Uuno Turhapuron aviokriisi (The Marital Crisis of Uuno Turhapuro, also The Marital Crisis of Numbskull Emptybrook) is a Finnish 1981 comedy film written by Spede Pasanen and directed by Ere Kokkonen. It is the sixth film in the Uuno Turhapuro series, and it is the first Uuno Turhapuro film in color, while the previous ones were still black and white due to budgetary reasons.
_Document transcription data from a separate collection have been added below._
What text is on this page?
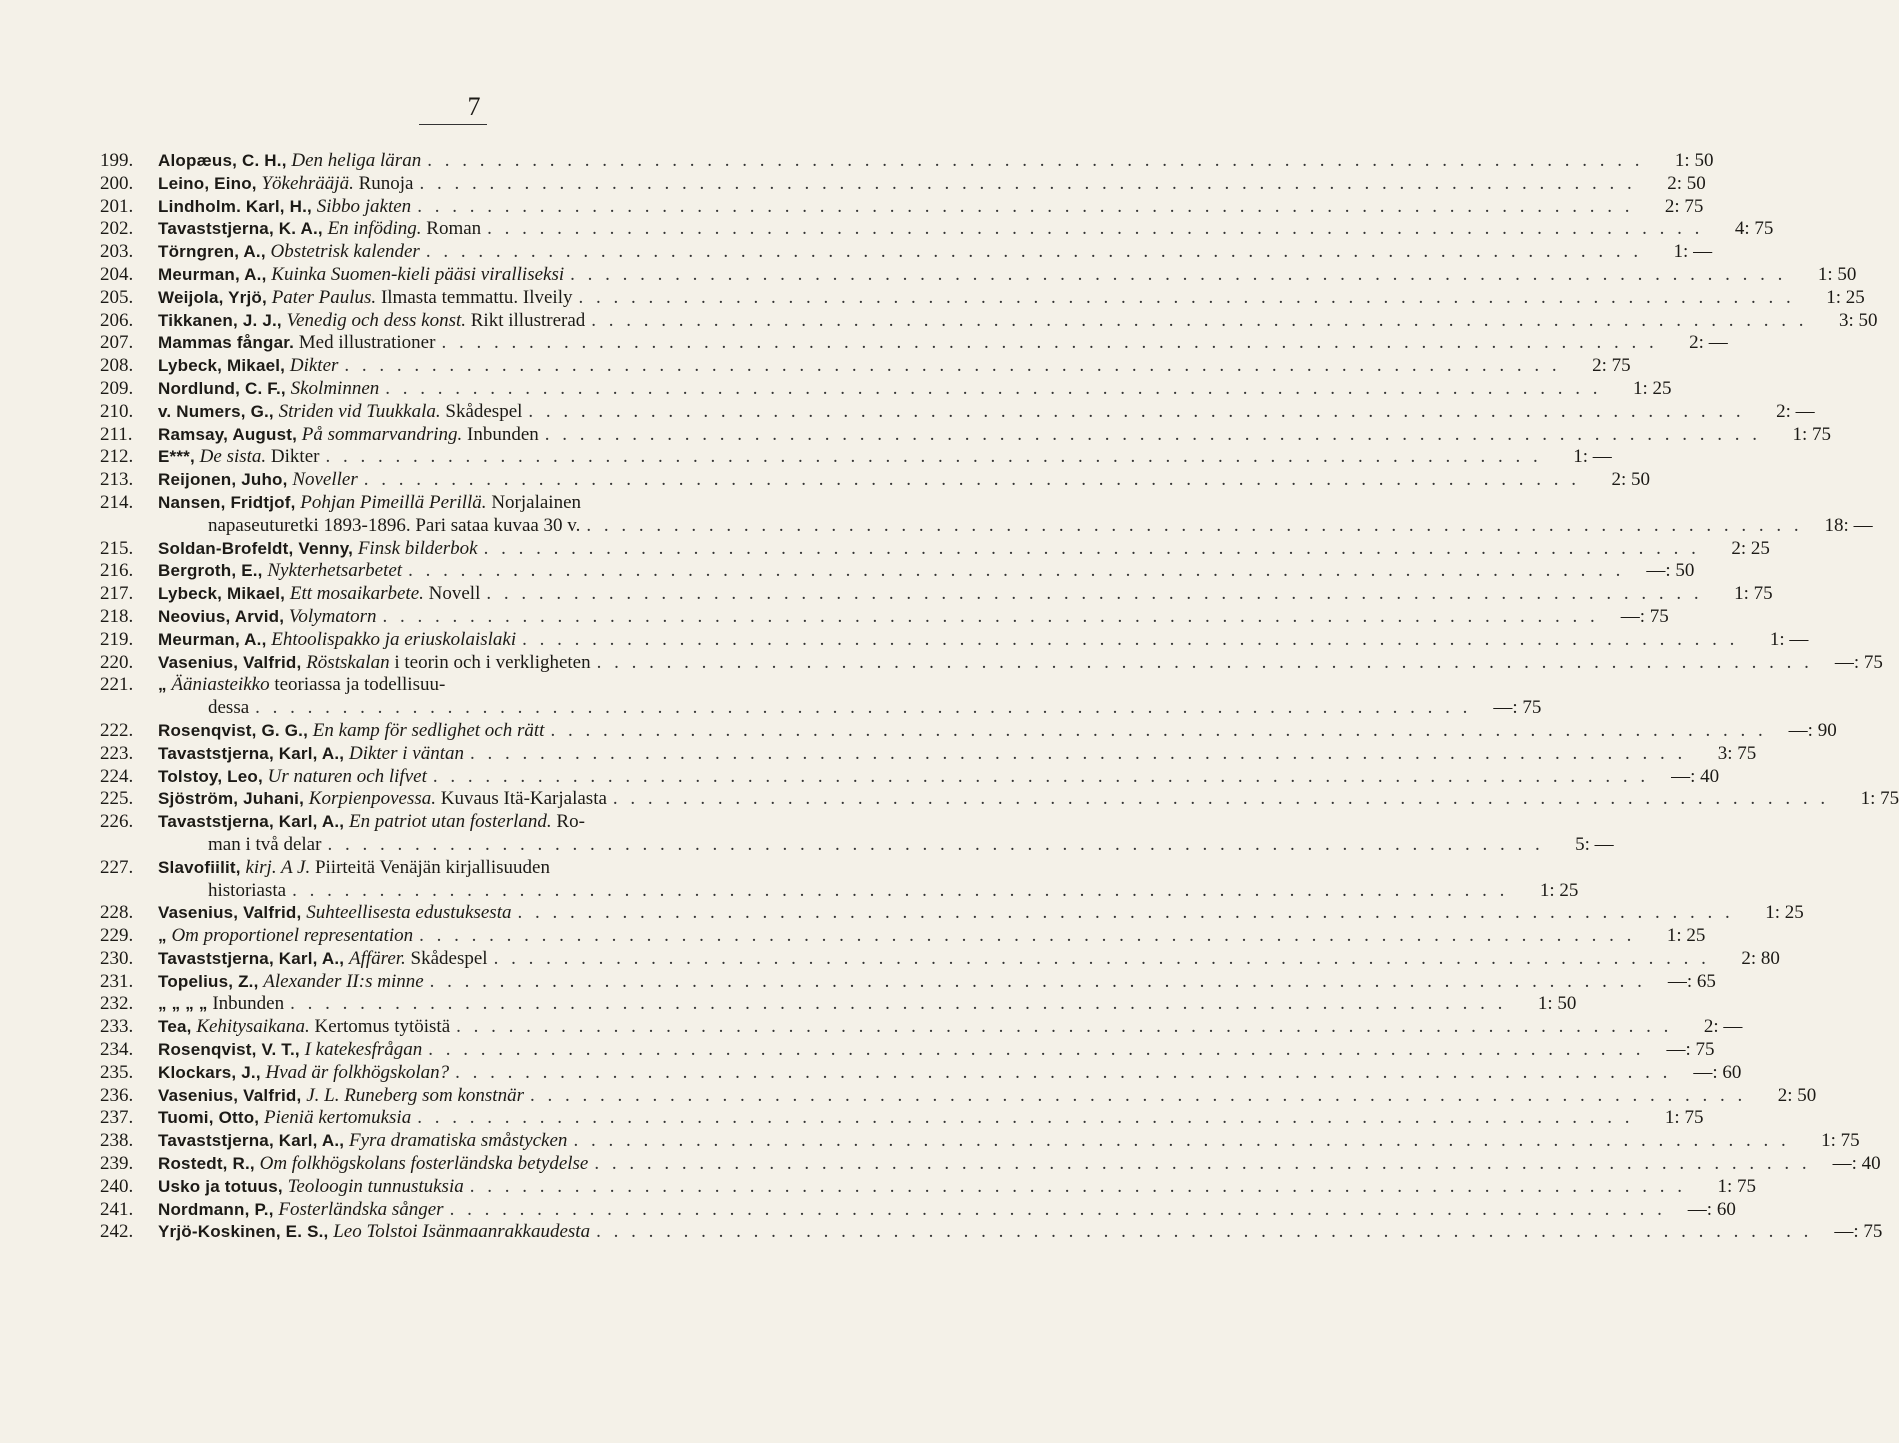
7
199.	Alopæus, C. H., Den heliga läran . . .	1: 50
200.	Leino, Eino, Yökehrääjä. Runoja . . .	2: 50
201.	Lindholm. Karl, H., Sibbo jakten . . .	2: 75
202.	Tavaststjerna, K. A., En inföding. Roman . . .	4: 75
203.	Törngren, A., Obstetrisk kalender . . .	1: —
204.	Meurman, A., Kuinka Suomen-kieli pääsi viralliseksi . . .	1: 50
205.	Weijola, Yrjö, Pater Paulus. Ilmasta temmattu. Ilveily . . .	1: 25
206.	Tikkanen, J. J., Venedig och dess konst. Rikt illustrerad . . .	3: 50
207.	Mammas fångar. Med illustrationer . . .	2: —
208.	Lybeck, Mikael, Dikter . . .	2: 75
209.	Nordlund, C. F., Skolminnen . . .	1: 25
210.	v. Numers, G., Striden vid Tuukkala. Skådespel . . .	2: —
211.	Ramsay, August, På sommarvandring. Inbunden . . .	1: 75
212.	E***, De sista. Dikter . . .	1: —
213.	Reijonen, Juho, Noveller . . .	2: 50
214.	Nansen, Fridtjof, Pohjan Pimeillä Perillä. Norjalainen
napaseuturetki 1893-1896. Pari sataa kuvaa 30 v. . . .	18: —
215.	Soldan-Brofeldt, Venny, Finsk bilderbok . . .	2: 25
216.	Bergroth, E., Nykterhetsarbetet . . .	—: 50
217.	Lybeck, Mikael, Ett mosaikarbete. Novell . . .	1: 75
218.	Neovius, Arvid, Volymatorn . . .	—: 75
219.	Meurman, A., Ehtoolispakko ja eriuskolaislaki . . .	1: —
220.	Vasenius, Valfrid, Röstskalan i teorin och i verkligheten . . .	—: 75
221.	„ Ääniasteikko teoriassa ja todellisuu-
dessa . . .	—: 75
222.	Rosenqvist, G. G., En kamp för sedlighet och rätt . . .	—: 90
223.	Tavaststjerna, Karl, A., Dikter i väntan . . .	3: 75
224.	Tolstoy, Leo, Ur naturen och lifvet . . .	—: 40
225.	Sjöström, Juhani, Korpienpovessa. Kuvaus Itä-Karjalasta . . .	1: 75
226.	Tavaststjerna, Karl, A., En patriot utan fosterland. Ro-
man i två delar . . .	5: —
227.	Slavofiilit, kirj. A J. Piirteitä Venäjän kirjallisuuden
historiasta . . .	1: 25
228.	Vasenius, Valfrid, Suhteellisesta edustuksesta . . .	1: 25
229.	„ Om proportionel representation . . .	1: 25
230.	Tavaststjerna, Karl, A., Affärer. Skådespel . . .	2: 80
231.	Topelius, Z., Alexander II:s minne . . .	—: 65
232.	„ „ „ „ Inbunden . . .	1: 50
233.	Tea, Kehitysaikana. Kertomus tytöistä . . .	2: —
234.	Rosenqvist, V. T., I katekesfrågan . . .	—: 75
235.	Klockars, J., Hvad är folkhögskolan? . . .	—: 60
236.	Vasenius, Valfrid, J. L. Runeberg som konstnär . . .	2: 50
237.	Tuomi, Otto, Pieniä kertomuksia . . .	1: 75
238.	Tavaststjerna, Karl, A., Fyra dramatiska småstycken . . .	1: 75
239.	Rostedt, R., Om folkhögskolans fosterländska betydelse . . .	—: 40
240.	Usko ja totuus, Teoloogin tunnustuksia . . .	1: 75
241.	Nordmann, P., Fosterländska sånger . . .	—: 60
242.	Yrjö-Koskinen, E. S., Leo Tolstoi Isänmaanrakkaudesta . . .	—: 75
Uuno Turhapuron aviokriisi was the biggest audience success of 1981 and the most successful Uuno Turhapuro film after Lottovoittaja UKK Turhapuro despite the fact that, like the previous parts, the critics had a very negative attitude towards the film. The film premiered on Mainostelevisio on April 8, 1984, when it was seen by more than 1.5 million viewers.

==Plot==
Uuno (Vesa-Matti Loiri) has such a good sense of smell that he can smell through the window glass blindfolded what all the food is behind the glass. The police becomes interested in Uuno when he uses his sense of smell to help the police catch a thief. The police take Uuno as a student at the police dog school. The media publicity brought by this makes Uuno's father-in-law, Councillor Tuura (Tapio Hämäläinen), extremely nervous, considering the fact that this is mainly a reputational loss for him. This causes Tuura to plot the destruction of his daughter Elisabeth (Marjatta Raita) and Uuno's marriage, which is already in the worst crisis ever. For this, Tuura plans to use his beautiful secretary (Elli Castrén) and the "professional lover" (Pentti Siimes) as aids. At the same time, as a kind of side plot of the film, Uuno's friends Härski Hartikainen (Spede Pasanen) and Sörsselssön (Simo Salminen) tease the foremen with salary changes.